Imports Needed For Modeling

In [None]:
# pytorch, transformers, upgraded pandas, numpy, and pickle
!pip install torch
!pip install pytorch-lightning
!pip install transformers
!pip install --upgrade pandas
!pip3 install pickle5
!pip install -U sentence-transformers
import pickle5 as pickle
import pandas as pd
import numpy as np

from tqdm.auto import tqdm

# neural networks library (to use linear layers)
import torch
import torch.nn as nn
from torch.utils.data import Dataset, DataLoader

# to wrap data in pytorch lightning datasets while also logging data from model
import pytorch_lightning as pl
from torchmetrics.functional import accuracy, f1, auroc
from pytorch_lightning.callbacks import ModelCheckpoint, EarlyStopping
from pytorch_lightning.loggers import TensorBoardLogger
from transformers import AdamW

# sckit to split data
from sklearn.model_selection import train_test_split
from sklearn.metrics import classification_report, multilabel_confusion_matrix

# plotting library
import seaborn as sns
from pylab import rcParams
import matplotlib.pyplot as plt
from matplotlib import rc

%matplotlib inline
%config InlineBackend.figure_format='retina'

RANDOM_SEED = 42

sns.set(style='whitegrid', palette='muted', font_scale=1.2)
HAPPY_COLORS_PALETTE = ["#01BEFE", "#FFDD00", "#FF7D00", "#FF006D", "#ADFF02", "#8F00FF"]
sns.set_palette(sns.color_palette(HAPPY_COLORS_PALETTE))
rcParams['figure.figsize'] = 12, 8

pl.seed_everything(RANDOM_SEED)

# to configure LaBSE model from HuggingFace
import gc
from sentence_transformers import SentenceTransformer

Accessing Saved Preprocessed File

In [None]:
with open('hatespeech_df_encodedv2.pickle', 'rb') as hatespeech_df_encodedv2_file:
  hatespeech_df = pickle.load(hatespeech_df_encodedv2_file)

In [None]:
# Static Variables
MAX_TOKEN_COUNT = 768
MODEL_NAME = 'sentence-transformers/LaBSE'
LABEL_COLUMNS = ['race', 'asian', 'black', 'immigrant', 'other_race', 'religion', 
                 'jew', 'muslim', 'gender', 'women', 'lgbt', 'disability', 'not_hate']

In [None]:
# Splitting the data into training and validation data sets
train_df, val_df = train_test_split(hatespeech_df, test_size=0.10)
train_df.shape, val_df.shape

((20749, 16), (2306, 16))

# **Boilerplate for Model**

Wrapping the data loading in a PyTorch Dataset, along with converting the labels to tensors:

In [None]:
class ToxicCommentsDataset(Dataset):
  def __init__(
      self,
      data: pd.DataFrame,
      max_token_len: int = MAX_TOKEN_COUNT
  ):
    self.data = data
    self.max_token_len = max_token_len
  
  def __len__(self):
    return len(self.data)
  
  # called methods for indexing []
  def __getitem__(self, index: int):
    data_row = self.data.iloc[index]
    text = data_row.text
    encoded = data_row.encoding
    labels = data_row[LABEL_COLUMNS]

    # returns all multiple aspects of data separately as dict
    return dict(
        text = text,
        encoded = encoded,
        labels = torch.FloatTensor(labels)
    )

We'll wrap our custom dataset into a LightningDataModule.

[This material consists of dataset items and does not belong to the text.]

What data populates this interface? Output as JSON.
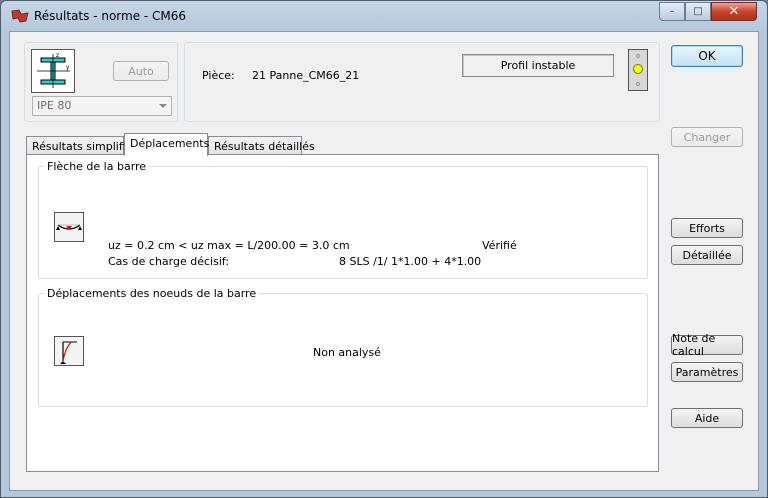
{
  "window": {
    "title": "Résultats - norme - CM66",
    "min_glyph": "–",
    "max_glyph": "□",
    "close_glyph": "✕"
  },
  "header": {
    "auto_button": "Auto",
    "profile_select": "IPE 80",
    "piece_label": "Pièce:",
    "piece_value": "21  Panne_CM66_21",
    "status": "Profil instable",
    "status_color": "#ffff00",
    "profile_axis_z": "z",
    "profile_axis_y": "y"
  },
  "tabs": [
    {
      "label": "Résultats simplifiés"
    },
    {
      "label": "Déplacements"
    },
    {
      "label": "Résultats détaillés"
    }
  ],
  "fleche": {
    "title": "Flèche de la barre",
    "line1": "uz = 0.2 cm  < uz max = L/200.00 = 3.0 cm",
    "verdict": "Vérifié",
    "load_case_label": "Cas de charge décisif:",
    "load_case_value": "8 SLS /1/  1*1.00 + 4*1.00"
  },
  "noeuds": {
    "title": "Déplacements des noeuds de la barre",
    "status": "Non analysé"
  },
  "buttons": {
    "ok": "OK",
    "changer": "Changer",
    "efforts": "Efforts",
    "detaillee": "Détaillée",
    "note": "Note de calcul",
    "parametres": "Paramètres",
    "aide": "Aide"
  }
}
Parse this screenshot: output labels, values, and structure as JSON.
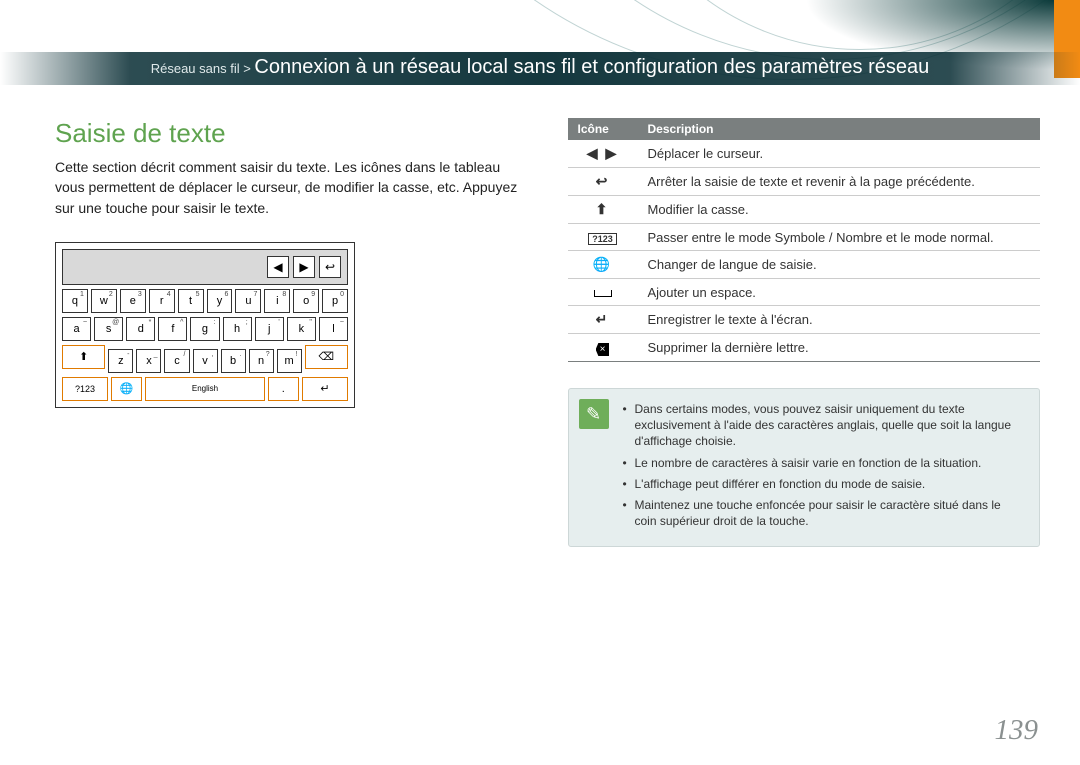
{
  "breadcrumb": {
    "prefix": "Réseau sans fil > ",
    "title": "Connexion à un réseau local sans fil et configuration des paramètres réseau"
  },
  "section_title": "Saisie de texte",
  "intro": "Cette section décrit comment saisir du texte. Les icônes dans le tableau vous permettent de déplacer le curseur, de modifier la casse, etc. Appuyez sur une touche pour saisir le texte.",
  "keyboard": {
    "row1": [
      {
        "k": "q",
        "s": "1"
      },
      {
        "k": "w",
        "s": "2"
      },
      {
        "k": "e",
        "s": "3"
      },
      {
        "k": "r",
        "s": "4"
      },
      {
        "k": "t",
        "s": "5"
      },
      {
        "k": "y",
        "s": "6"
      },
      {
        "k": "u",
        "s": "7"
      },
      {
        "k": "i",
        "s": "8"
      },
      {
        "k": "o",
        "s": "9"
      },
      {
        "k": "p",
        "s": "0"
      }
    ],
    "row2": [
      {
        "k": "a",
        "s": "~"
      },
      {
        "k": "s",
        "s": "@"
      },
      {
        "k": "d",
        "s": "*"
      },
      {
        "k": "f",
        "s": "^"
      },
      {
        "k": "g",
        "s": ":"
      },
      {
        "k": "h",
        "s": ";"
      },
      {
        "k": "j",
        "s": "'"
      },
      {
        "k": "k",
        "s": "\""
      },
      {
        "k": "l",
        "s": "~"
      }
    ],
    "row3": [
      {
        "k": "z",
        "s": "-"
      },
      {
        "k": "x",
        "s": "_"
      },
      {
        "k": "c",
        "s": "/"
      },
      {
        "k": "v",
        "s": ","
      },
      {
        "k": "b",
        "s": "."
      },
      {
        "k": "n",
        "s": "?"
      },
      {
        "k": "m",
        "s": "!"
      }
    ],
    "mode_key": "?123",
    "lang_key": "English",
    "dot_key": ".",
    "shift_icon": "⬆",
    "back_icon": "⌫",
    "enter_icon": "↵",
    "left_icon": "◀",
    "right_icon": "▶",
    "return_icon": "↩"
  },
  "table": {
    "headers": {
      "icon": "Icône",
      "desc": "Description"
    },
    "rows": [
      {
        "icon": "◀ ▶",
        "desc": "Déplacer le curseur."
      },
      {
        "icon": "↩",
        "desc": "Arrêter la saisie de texte et revenir à la page précédente."
      },
      {
        "icon": "⬆",
        "desc": "Modifier la casse."
      },
      {
        "icon": "?123",
        "desc": "Passer entre le mode Symbole / Nombre et le mode normal."
      },
      {
        "icon": "🌐",
        "desc": "Changer de langue de saisie."
      },
      {
        "icon": "␣",
        "desc": "Ajouter un espace."
      },
      {
        "icon": "↵",
        "desc": "Enregistrer le texte à l'écran."
      },
      {
        "icon": "⌫",
        "desc": "Supprimer la dernière lettre."
      }
    ]
  },
  "note": {
    "items": [
      "Dans certains modes, vous pouvez saisir uniquement du texte exclusivement à l'aide des caractères anglais, quelle que soit la langue d'affichage choisie.",
      "Le nombre de caractères à saisir varie en fonction de la situation.",
      "L'affichage peut différer en fonction du mode de saisie.",
      "Maintenez une touche enfoncée pour saisir le caractère situé dans le coin supérieur droit de la touche."
    ]
  },
  "page_number": "139"
}
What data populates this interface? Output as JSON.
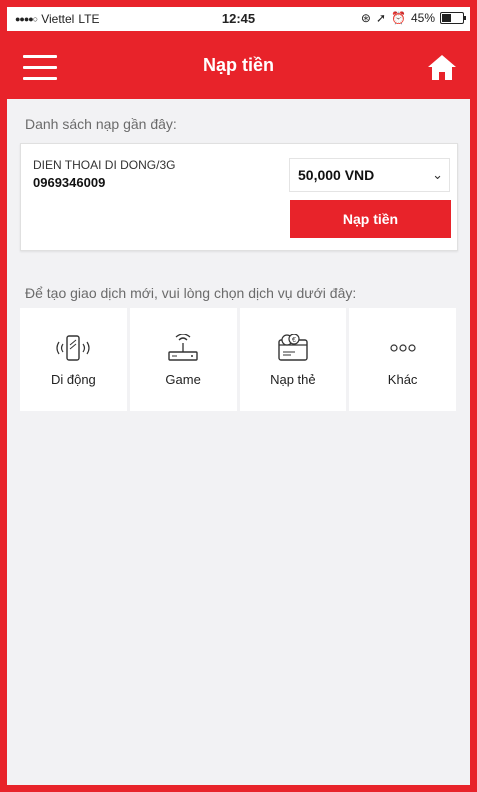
{
  "status_bar": {
    "carrier": "Viettel",
    "network": "LTE",
    "time": "12:45",
    "battery": "45%",
    "battery_level": 0.45
  },
  "header": {
    "title": "Nạp tiền",
    "menu_icon": "hamburger-icon",
    "home_icon": "home-icon"
  },
  "recent": {
    "label": "Danh sách nạp gần đây:",
    "items": [
      {
        "service": "DIEN THOAI DI DONG/3G",
        "phone": "0969346009",
        "amount": "50,000 VND",
        "button": "Nạp tiền"
      }
    ]
  },
  "services": {
    "label": "Để tạo giao dịch mới, vui lòng chọn dịch vụ dưới đây:",
    "items": [
      {
        "label": "Di động",
        "icon": "mobile-phone-icon"
      },
      {
        "label": "Game",
        "icon": "router-icon"
      },
      {
        "label": "Nạp thẻ",
        "icon": "card-topup-icon"
      },
      {
        "label": "Khác",
        "icon": "more-icon"
      }
    ]
  },
  "colors": {
    "accent": "#e8232a",
    "background": "#f2f2f4"
  }
}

ToxicCommentDataModule encapsulates all data loading logic and returns the necessary data loaders.

In [None]:
class ToxicCommentDataModule(pl.LightningDataModule):
  def __init__(self, train_df, test_df, batch_size=10):
    super().__init__()
    self.batch_size = batch_size
    self.train_df = train_df
    self.test_df = test_df
  
  # sets up datasets from raw data
  def setup(self, stage=None):
    self.train_dataset = ToxicCommentsDataset(self.train_df)
    self.test_dataset = ToxicCommentsDataset(self.test_df)
  
  # returns dataloaders which are iterable, sequential access to elements in batches  
  def train_dataloader(self):
    return DataLoader(self.train_dataset, batch_size=self.batch_size, shuffle=True, num_workers=0, drop_last=True)
  
  def val_dataloader(self):
    return DataLoader(self.test_dataset, batch_size=self.batch_size, num_workers=0, drop_last=True)
  
  def test_dataloader(self):
    return DataLoader(self.test_dataset, batch_size=self.batch_size, num_workers=0, drop_last=True)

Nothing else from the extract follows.